Um segundo momento em que a alma do ministro revelou coisas importantes sobre o novo governo veio quando os entrevistadores afirmaram que não viam, em razão das posições do ministro, uma diferença clara entre o governo de FHC e o de Lula. Palocci, que confirmou então a inflexão na linha do pensamento econômico decidido pela liderança petista em junho passado, disse que a diferença estava na visão estratégica da ação do governo de que ele participa. Mas não conseguiu explicar o que isso quer dizer na prática. Mesmo que seus lábios, comandados pelo homem político, balbuciassem algumas explicações, sua alma nos revelou que o PT não tem nenhuma idéia concreta do que isso quer dizer. Trata-se ainda de uma frase de efeito midiático, mas que retrata um corpo oco que ainda precisa ser preenchido. Essa impressão foi confirmada na posse do novo ministro do Planejamento de Lula, quando essas palavras vazias sobre o que é essa nova visão estratégica do Brasil vieram novamente à tona. Seria bom para todos nós que nos próximos dias o PT esclareça, de maneira detalhada, esse novo caminho estratégico que iremos seguir.

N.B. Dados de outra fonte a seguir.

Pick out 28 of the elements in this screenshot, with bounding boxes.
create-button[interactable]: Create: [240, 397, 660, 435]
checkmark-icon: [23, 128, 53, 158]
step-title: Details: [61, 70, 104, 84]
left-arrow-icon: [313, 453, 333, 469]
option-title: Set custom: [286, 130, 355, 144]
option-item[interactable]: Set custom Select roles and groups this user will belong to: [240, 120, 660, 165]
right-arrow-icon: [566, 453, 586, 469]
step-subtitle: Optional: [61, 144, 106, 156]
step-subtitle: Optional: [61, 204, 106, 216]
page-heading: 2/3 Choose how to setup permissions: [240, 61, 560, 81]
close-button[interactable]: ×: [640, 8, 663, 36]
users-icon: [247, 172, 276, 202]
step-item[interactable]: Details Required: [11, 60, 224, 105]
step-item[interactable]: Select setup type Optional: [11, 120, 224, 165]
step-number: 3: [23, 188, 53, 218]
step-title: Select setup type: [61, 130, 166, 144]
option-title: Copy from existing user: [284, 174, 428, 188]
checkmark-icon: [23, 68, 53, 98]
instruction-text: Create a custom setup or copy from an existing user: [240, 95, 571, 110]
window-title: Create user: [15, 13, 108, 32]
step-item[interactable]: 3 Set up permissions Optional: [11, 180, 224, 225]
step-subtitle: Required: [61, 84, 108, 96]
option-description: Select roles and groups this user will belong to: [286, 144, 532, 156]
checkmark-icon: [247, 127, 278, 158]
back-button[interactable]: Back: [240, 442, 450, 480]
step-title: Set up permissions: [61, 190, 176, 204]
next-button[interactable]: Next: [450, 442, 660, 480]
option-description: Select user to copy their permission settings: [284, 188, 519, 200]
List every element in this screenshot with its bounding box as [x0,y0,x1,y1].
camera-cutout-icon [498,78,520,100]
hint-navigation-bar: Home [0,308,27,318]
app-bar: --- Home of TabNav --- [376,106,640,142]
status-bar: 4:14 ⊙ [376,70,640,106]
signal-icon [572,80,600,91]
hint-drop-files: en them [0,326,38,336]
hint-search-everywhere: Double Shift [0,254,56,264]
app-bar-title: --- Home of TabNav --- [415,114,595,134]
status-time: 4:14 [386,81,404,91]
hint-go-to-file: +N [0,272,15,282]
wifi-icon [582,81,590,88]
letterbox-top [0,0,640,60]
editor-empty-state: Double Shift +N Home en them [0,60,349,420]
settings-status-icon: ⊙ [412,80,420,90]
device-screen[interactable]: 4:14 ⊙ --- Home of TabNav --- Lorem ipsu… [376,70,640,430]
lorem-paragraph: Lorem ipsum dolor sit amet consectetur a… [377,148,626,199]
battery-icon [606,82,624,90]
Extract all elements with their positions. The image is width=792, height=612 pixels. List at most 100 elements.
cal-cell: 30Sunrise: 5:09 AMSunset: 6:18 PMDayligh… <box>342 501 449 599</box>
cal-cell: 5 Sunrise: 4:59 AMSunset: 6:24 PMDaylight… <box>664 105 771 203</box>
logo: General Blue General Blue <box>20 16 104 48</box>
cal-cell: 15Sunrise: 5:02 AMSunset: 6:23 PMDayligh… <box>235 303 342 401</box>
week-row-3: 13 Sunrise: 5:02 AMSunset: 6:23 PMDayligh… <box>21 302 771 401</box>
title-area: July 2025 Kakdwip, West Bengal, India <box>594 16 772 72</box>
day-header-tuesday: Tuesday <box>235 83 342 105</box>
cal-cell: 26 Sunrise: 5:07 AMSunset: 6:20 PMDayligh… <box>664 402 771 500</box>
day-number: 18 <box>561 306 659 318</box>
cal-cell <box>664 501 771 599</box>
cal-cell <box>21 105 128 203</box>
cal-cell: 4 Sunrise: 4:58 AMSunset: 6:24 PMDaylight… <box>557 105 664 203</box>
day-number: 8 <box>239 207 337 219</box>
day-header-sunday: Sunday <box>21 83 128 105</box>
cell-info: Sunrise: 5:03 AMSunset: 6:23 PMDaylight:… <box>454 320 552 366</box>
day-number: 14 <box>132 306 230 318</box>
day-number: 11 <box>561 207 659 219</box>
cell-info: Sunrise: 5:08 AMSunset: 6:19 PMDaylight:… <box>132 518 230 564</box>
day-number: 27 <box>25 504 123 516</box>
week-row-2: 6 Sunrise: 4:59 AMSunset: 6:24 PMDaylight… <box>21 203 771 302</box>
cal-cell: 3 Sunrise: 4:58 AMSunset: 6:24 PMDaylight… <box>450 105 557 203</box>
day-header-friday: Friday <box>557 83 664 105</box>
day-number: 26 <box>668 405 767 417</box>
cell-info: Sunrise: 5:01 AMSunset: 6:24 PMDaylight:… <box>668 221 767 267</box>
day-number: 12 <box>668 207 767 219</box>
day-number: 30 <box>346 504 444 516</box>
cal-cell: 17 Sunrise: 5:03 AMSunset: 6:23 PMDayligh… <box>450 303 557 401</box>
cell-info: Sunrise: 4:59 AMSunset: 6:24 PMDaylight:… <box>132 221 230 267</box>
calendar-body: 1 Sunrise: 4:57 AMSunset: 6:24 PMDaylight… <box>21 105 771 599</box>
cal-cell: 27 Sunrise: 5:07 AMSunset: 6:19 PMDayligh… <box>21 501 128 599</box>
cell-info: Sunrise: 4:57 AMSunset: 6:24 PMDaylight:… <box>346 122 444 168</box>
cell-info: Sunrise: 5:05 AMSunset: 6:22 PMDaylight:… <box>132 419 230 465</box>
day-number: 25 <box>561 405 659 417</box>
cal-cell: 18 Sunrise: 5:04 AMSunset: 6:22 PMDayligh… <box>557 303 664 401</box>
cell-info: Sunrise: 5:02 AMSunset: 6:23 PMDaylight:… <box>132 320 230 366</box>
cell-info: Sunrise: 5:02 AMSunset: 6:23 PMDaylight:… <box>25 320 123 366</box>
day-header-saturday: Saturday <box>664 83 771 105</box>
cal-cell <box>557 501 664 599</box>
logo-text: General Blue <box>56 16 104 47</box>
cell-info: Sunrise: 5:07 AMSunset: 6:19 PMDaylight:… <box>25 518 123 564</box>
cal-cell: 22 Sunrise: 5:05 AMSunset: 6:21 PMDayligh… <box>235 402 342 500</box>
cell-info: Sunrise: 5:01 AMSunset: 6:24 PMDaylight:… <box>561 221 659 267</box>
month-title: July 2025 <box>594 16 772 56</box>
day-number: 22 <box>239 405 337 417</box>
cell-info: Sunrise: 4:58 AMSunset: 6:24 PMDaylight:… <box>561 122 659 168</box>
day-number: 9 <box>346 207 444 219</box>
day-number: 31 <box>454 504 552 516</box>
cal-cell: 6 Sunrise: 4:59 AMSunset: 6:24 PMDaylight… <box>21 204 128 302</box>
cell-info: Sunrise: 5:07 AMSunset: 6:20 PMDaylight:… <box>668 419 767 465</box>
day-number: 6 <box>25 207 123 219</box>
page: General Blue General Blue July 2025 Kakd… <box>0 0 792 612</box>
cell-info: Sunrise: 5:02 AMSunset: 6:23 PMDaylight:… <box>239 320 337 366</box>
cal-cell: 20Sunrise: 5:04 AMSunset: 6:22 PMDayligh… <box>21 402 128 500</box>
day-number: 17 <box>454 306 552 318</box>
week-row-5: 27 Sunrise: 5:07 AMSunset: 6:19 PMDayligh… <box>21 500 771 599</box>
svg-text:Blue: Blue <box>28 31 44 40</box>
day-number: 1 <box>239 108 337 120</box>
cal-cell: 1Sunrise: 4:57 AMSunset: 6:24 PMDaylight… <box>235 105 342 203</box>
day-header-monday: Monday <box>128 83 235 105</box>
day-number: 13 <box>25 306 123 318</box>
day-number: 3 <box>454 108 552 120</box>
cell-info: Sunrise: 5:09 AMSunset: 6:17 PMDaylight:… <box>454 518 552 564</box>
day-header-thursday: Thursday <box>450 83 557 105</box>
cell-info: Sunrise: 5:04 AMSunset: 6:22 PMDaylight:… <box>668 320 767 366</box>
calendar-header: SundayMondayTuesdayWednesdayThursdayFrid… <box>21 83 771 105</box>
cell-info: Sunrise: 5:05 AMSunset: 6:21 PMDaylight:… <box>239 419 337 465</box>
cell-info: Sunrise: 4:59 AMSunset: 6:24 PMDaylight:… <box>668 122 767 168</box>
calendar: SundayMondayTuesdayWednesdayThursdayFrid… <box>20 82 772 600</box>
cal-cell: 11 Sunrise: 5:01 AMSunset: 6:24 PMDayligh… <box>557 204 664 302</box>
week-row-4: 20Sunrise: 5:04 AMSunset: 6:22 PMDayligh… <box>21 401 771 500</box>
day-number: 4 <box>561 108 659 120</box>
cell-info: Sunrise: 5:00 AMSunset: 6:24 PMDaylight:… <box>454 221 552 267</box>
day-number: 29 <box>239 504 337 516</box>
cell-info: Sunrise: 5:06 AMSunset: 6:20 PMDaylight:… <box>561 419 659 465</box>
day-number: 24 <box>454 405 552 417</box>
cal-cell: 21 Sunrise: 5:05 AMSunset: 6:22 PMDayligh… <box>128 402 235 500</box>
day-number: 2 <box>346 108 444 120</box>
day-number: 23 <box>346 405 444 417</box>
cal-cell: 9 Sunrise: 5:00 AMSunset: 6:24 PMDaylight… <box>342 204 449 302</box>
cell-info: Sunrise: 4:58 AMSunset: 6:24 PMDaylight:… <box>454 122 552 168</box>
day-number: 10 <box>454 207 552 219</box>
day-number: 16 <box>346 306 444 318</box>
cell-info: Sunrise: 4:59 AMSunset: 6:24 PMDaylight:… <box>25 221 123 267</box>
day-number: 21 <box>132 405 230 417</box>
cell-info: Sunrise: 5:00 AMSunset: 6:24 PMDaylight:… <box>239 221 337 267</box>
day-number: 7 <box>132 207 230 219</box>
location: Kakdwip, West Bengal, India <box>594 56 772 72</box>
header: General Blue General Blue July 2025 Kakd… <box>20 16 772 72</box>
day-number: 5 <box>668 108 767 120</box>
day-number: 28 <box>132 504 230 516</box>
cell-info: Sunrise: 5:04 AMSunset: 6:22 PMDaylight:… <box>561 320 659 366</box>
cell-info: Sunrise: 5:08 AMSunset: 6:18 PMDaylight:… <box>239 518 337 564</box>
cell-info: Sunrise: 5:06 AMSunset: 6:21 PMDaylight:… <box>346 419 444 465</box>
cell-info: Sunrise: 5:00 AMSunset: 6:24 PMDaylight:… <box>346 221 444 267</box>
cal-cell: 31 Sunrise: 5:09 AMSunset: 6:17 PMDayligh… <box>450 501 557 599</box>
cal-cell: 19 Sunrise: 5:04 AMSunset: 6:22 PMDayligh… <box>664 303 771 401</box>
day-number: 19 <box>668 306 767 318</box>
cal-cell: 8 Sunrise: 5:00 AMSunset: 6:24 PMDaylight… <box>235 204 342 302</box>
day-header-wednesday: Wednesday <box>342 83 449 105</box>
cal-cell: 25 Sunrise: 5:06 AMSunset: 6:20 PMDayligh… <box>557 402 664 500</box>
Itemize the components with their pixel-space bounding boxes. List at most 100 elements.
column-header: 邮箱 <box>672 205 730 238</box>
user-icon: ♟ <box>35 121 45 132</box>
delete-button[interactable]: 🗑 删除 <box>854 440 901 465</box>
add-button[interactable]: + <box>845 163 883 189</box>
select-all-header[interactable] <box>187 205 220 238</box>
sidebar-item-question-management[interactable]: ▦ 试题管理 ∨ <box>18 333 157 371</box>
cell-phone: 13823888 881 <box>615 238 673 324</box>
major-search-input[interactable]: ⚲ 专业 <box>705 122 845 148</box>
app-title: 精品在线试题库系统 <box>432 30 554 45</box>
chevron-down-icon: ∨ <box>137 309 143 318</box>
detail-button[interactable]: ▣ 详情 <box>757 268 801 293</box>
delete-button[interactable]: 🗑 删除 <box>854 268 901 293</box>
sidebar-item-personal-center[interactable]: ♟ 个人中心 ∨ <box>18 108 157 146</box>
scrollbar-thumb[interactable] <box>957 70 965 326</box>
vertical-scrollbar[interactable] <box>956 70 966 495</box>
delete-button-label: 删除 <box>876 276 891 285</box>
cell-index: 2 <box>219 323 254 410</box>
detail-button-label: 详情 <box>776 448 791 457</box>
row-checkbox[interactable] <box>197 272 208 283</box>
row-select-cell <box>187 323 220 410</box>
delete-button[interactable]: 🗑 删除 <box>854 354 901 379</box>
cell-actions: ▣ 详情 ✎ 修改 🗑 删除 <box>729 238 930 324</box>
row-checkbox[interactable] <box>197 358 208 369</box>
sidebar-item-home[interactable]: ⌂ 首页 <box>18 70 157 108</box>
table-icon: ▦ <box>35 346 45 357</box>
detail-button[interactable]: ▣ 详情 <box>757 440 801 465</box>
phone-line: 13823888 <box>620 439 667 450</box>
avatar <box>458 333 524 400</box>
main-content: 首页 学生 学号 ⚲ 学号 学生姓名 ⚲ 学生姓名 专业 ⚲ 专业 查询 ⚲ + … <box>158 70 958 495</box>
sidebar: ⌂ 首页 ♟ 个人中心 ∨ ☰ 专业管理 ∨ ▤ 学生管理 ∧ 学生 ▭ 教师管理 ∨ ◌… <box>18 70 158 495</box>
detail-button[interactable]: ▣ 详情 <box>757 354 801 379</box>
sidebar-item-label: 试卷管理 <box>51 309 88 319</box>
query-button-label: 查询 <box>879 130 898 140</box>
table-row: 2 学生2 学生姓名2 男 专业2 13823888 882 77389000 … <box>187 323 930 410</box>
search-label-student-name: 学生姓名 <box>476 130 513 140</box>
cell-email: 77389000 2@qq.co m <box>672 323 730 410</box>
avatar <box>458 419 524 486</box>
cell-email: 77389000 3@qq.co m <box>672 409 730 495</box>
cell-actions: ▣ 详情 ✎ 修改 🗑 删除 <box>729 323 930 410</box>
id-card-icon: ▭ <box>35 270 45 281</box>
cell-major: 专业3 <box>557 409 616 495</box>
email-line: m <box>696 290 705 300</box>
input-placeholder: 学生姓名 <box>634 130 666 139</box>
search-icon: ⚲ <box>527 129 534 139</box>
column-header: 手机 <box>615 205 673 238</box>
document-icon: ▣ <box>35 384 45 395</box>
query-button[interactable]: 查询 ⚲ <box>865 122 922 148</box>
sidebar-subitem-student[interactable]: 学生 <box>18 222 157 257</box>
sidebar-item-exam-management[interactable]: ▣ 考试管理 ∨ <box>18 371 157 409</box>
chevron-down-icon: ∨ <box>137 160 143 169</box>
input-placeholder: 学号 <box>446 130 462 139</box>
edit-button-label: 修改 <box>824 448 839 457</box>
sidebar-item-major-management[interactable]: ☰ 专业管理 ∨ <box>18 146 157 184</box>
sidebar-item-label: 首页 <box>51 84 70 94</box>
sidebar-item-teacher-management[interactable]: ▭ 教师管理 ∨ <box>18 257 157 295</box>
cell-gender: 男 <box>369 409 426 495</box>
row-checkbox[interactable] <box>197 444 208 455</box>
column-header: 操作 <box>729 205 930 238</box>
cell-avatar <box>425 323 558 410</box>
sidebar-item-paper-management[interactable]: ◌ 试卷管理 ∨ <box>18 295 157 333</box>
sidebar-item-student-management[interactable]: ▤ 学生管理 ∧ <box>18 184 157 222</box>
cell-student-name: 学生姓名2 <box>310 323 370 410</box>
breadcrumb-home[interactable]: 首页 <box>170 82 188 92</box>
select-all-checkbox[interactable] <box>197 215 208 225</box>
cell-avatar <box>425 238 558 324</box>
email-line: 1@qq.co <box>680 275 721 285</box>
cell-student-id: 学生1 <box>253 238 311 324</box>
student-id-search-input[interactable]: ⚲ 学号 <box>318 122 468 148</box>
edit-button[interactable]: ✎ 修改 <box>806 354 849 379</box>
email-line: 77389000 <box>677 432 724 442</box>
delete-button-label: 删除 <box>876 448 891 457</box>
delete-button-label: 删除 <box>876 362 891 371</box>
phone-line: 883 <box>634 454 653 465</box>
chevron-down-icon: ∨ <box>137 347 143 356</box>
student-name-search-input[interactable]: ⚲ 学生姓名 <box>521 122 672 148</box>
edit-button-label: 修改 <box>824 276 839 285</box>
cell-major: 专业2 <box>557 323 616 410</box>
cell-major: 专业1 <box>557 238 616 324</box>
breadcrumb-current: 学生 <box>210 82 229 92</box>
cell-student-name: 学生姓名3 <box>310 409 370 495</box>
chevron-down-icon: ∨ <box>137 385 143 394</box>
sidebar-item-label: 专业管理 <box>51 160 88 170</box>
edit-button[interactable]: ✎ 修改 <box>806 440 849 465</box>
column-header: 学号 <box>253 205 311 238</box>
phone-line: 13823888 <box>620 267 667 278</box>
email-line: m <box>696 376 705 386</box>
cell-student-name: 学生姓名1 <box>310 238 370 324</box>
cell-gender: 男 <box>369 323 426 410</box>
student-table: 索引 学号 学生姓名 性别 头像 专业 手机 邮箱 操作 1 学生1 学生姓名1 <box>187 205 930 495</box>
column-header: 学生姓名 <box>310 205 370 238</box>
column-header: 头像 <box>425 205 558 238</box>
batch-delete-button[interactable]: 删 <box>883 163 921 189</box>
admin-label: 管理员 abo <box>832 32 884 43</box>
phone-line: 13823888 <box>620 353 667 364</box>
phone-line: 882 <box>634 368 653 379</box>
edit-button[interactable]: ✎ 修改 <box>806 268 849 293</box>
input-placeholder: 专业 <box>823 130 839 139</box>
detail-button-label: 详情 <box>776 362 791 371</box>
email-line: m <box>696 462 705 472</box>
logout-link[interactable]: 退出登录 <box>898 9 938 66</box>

Mas minha impressão final, depois de quase duas horas de "Roda Viva", é que temos um ministro da Fazenda competente e que já entendeu sua função principal no governo: o guardião da estabilidade de preços e da responsabilidade fiscal. Principalmente neste momento de pressões inflacionárias importantes e de ataques populistas de vários governadores contra os cofres da República. Falta a Palocci entender que também será dele a responsabilidade de detalhar a mudança que deve ocorrer na política econômica, para lidar com constrangimentos mais estruturais de nossa economia, principalmente a ainda perigosa fragilidade externa. Em relação a isso, suas declarações foram ambíguas. Se de um lado afirmou que é preciso estabilizar a taxa de câmbio para dar um horizonte de prazo mais longo para os agentes econômicos, por outro voltou a confundir dólares com bananas. Aconselho ao ministro que mande alguns de seus auxiliares acompanharem os passos atuais do Banco Central da Argentina no momento em que pode estar começando a viver uma fase de valorização do peso, em razão de uma possível lua-de-mel do mercado e o país de Gardel.


Luiz Carlos Mendonça de Barros, 60, engenheiro e economista, é sócio e editor do site de economia e política Primeira Leitura. Foi presidente do BNDES e ministro das Comunicações (governo FHC).